Pour Fouzi Zemrani, vice-président de la Confédération nationale du tourisme, «il est important d’assumer les erreurs d’appréciation qui ont marqué le plan Azur. C’est l’Etat qui devrait terminer les stations et les mettre à la disposition des professionnels pour une période déterminée»

– L’Economiste: Le nouveau plan d’action du ministère cible des marchés comme l’Allemagne, le Royaume-Uni et la Hollande. Pensez-vous que le Maroc pourrait représenter un intérêt stratégique pour ces pays en quête d’une offre balnéaire?
– Fouzi Zemrani:
Dans le but de diversifier nos marchés, il est important aujourd’hui de chercher de nouveaux relais de croissance. Ces pays, qui ont une véritable culture du voyage, sont des cibles intéressantes pour nous, d’autant plus qu’ils sont dans un rayon abordable pour les compagnies aériennes et plus particulièrement les low-cost. Oui, le Maroc peut et doit intéresser ces marchés et pas seulement sur le balnéaire. Sur ce point, Agadir est une station qui répond à leur attente de par son positionnement climatique. Plus de 300 jours d’ensoleillement, une mer tiède qui profite du passage du Gulf Stream et un arrière-pays très diversifié. D’où l’intérêt aujourd’hui d’accélérer Taghazout et de mettre à niveau l’offre d’Agadir tant en hébergement qu’en animation. D’autre part, ces marchés sont en pleine croissance et ne pas s’y intéresser serait dommageable. Sur le Royaume-Uni et l’Allemagne nous sommes en progression en offre city break et circuits culturels. Ce qui démontre qu’il ne faut pas cataloguer ces pays uniquement sur du balnéaire.

– Selon vous, quels sont les pistes permettant de dynamiser des stations balnéaires comme Saïdia?
– Il faut avant tout terminer ces stations et notamment Saïdia qui est aujourd’hui notre seule offre sur la Méditerranée. Sans une capacité critique, on ne pourra pas attirer les tour-opérateurs. Saïdia ne pourra fonctionner qu’avec les TO sur des programmations charters back to back et des séjours de 7 nuits minimum. En l’état actuel, aucun TO ne veut se risquer sur la destination d’autant plus que la qualité du produit laisse à désirer, que l’animation est quasi inexistante et surtout que la saison est très courte. La partie immobilière ne donne pas satisfaction, destinée au départ à une clientèle nord-européenne aisée et disponible. Aujourd’hui boudée les infrastructures de Saidia ne suivent pas en termes de qualité. Il y a lieu de repositionner cette destination. Nous sommes en train d’y réfléchir sérieusement avec des pistes que nous pourrons proposer prochainement.

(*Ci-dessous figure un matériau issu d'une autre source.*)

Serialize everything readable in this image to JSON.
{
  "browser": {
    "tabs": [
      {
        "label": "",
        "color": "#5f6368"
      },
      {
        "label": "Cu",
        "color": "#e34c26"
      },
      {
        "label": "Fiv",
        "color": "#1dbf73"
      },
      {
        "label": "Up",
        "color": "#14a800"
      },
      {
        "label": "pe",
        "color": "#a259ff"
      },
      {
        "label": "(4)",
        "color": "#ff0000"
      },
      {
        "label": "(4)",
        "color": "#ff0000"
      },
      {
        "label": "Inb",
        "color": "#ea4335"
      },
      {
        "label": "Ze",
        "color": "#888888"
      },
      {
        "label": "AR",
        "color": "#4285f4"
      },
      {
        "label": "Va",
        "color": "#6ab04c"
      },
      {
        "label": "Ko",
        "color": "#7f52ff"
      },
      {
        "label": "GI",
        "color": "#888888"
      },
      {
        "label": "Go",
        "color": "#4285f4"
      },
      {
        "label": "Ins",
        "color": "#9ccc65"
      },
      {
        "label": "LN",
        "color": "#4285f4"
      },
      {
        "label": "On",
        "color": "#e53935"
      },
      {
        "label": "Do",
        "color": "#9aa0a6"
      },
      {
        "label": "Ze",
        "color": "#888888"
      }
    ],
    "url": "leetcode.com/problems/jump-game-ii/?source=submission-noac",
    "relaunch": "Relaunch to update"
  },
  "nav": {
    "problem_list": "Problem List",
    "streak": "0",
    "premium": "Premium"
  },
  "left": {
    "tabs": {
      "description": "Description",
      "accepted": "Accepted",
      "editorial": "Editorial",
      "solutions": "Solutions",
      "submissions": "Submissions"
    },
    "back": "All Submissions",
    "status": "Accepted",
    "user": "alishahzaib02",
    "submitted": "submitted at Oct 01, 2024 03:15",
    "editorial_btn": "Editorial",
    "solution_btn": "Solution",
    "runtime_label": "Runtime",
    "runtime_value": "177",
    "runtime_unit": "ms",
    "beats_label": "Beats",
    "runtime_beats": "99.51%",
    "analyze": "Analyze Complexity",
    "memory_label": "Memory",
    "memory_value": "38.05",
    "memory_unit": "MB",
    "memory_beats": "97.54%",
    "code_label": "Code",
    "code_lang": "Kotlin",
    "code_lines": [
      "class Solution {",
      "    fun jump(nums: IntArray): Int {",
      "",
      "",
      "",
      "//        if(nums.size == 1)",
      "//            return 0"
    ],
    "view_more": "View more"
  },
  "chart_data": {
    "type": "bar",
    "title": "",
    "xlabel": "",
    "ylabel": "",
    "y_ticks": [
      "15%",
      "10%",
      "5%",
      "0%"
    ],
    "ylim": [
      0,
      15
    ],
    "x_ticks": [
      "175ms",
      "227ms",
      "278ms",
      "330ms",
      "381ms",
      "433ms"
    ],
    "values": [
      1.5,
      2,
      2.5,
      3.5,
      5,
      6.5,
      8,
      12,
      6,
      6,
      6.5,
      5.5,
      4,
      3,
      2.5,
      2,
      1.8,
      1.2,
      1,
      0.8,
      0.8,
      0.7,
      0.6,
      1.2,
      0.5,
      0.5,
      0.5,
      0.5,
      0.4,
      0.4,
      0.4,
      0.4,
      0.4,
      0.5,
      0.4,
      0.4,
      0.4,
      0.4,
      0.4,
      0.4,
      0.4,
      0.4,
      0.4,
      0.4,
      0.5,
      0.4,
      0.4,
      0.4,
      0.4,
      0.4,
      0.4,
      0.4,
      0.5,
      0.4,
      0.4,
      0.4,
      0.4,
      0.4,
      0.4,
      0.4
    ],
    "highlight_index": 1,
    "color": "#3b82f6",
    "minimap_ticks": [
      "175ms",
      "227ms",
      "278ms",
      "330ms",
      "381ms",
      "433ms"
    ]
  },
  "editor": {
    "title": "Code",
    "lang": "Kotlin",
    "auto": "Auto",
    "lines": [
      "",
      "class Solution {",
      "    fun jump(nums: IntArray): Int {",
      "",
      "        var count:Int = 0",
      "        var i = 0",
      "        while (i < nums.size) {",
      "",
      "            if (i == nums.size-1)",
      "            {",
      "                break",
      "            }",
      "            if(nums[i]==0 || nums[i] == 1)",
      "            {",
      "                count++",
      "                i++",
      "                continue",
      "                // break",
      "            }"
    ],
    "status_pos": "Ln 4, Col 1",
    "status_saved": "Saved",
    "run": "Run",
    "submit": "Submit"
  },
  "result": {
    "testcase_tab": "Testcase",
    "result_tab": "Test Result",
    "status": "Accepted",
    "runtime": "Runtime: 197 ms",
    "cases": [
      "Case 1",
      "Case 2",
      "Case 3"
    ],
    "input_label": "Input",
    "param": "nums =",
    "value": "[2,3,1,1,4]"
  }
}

– Le plan Azur n’a pas porté les fruits escomptés. Que faut-il revoir pour atteindre les objectifs fixés?
– Le plan Azur était ambitieux et, avec du recul, quasi irréalisable. Il faut être honnête. Aucune destination touristique n’a jamais lancé autant de stations simultanément en comptant uniquement sur l’investissement privé. Les Turcs ont lancé Antalya, les Egyptiens Hurghada puis Charm El Cheikh, les Tunisiens Hammamet, les Espagnols la Costa del Sol.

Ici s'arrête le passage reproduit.